Joel Chabanne, Cartier operations manager, agreed with the assessment.

"If the destination as a whole cannot attract more tourists, one product can only go so far," he said.

Schumann focused on Japan – by far the largest source of tourists to Guam – in his lecture, "Changing Trends in Japanese Overseas Travel: How Will They Impact Destination Guam?"

Even though the heady days of the 1980s, when Japan had its economic bubble, may never return, Guam should look for other trends and opportunities, Schumann told his audience.

He mentioned the silver market, as the Japanese population is rapidly aging, and special-interest tourist groups, as Japanese tourists are becoming more independent and mature.

Looking into the future, Schumann urged his audience to take a "SWOT" approach, i.e., making a consorted effort to assess Guam's strengths and weaknesses and spot opportunities and trends.

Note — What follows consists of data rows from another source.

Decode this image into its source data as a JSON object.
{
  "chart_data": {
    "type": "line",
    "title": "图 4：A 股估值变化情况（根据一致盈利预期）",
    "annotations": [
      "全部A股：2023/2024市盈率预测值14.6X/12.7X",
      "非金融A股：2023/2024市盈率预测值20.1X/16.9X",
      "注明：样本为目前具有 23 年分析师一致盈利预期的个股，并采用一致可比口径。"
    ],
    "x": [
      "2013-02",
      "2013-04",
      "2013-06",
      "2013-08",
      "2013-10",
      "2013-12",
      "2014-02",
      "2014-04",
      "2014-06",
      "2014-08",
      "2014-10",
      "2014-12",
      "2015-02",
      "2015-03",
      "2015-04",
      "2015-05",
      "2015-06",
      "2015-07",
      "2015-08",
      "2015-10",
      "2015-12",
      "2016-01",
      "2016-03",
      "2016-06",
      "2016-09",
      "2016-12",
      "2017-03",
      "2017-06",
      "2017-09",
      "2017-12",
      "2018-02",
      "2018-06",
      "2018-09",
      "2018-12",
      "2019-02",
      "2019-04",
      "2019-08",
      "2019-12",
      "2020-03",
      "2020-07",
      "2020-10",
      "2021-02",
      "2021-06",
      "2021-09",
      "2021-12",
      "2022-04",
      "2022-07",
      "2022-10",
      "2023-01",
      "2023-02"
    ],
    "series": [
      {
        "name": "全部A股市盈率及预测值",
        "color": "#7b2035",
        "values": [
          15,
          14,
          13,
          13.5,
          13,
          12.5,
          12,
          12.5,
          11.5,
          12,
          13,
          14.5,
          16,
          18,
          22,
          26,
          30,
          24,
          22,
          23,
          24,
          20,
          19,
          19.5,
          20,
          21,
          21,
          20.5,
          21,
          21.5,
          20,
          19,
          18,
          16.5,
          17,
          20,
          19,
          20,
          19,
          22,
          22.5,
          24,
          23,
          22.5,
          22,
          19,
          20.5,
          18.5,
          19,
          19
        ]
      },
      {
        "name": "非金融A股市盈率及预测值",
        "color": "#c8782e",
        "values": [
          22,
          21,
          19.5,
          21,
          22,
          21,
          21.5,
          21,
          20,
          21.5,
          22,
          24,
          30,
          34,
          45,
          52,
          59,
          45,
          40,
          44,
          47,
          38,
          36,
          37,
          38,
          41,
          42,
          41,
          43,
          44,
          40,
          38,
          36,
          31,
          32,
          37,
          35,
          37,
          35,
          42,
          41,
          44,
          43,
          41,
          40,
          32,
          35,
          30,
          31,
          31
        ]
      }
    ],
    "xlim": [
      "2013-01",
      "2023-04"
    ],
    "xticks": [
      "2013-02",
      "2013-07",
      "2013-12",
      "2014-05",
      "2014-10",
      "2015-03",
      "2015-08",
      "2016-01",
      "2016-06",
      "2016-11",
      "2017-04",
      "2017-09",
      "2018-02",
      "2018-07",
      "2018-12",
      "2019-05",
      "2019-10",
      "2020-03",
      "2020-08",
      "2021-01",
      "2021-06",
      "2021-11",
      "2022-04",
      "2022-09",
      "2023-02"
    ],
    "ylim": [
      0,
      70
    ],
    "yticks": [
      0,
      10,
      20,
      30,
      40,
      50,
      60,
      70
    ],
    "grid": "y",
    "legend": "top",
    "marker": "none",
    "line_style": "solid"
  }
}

In keeping to the theme of the lecture, the audience included tourism professionals, community leaders and legislators, said Heidi Ballendorf, executive director of Tourism Education Council.

Two more lectures are scheduled in the series. The next one will take place from 8 to 10 a.m. March 20 at the Sinajana Community Center. Ernie Galito of Guam Visitors Bureau (GVB) will present "GVB and the Numbers: How to Interpret Them for the Small/Medium Sized Business."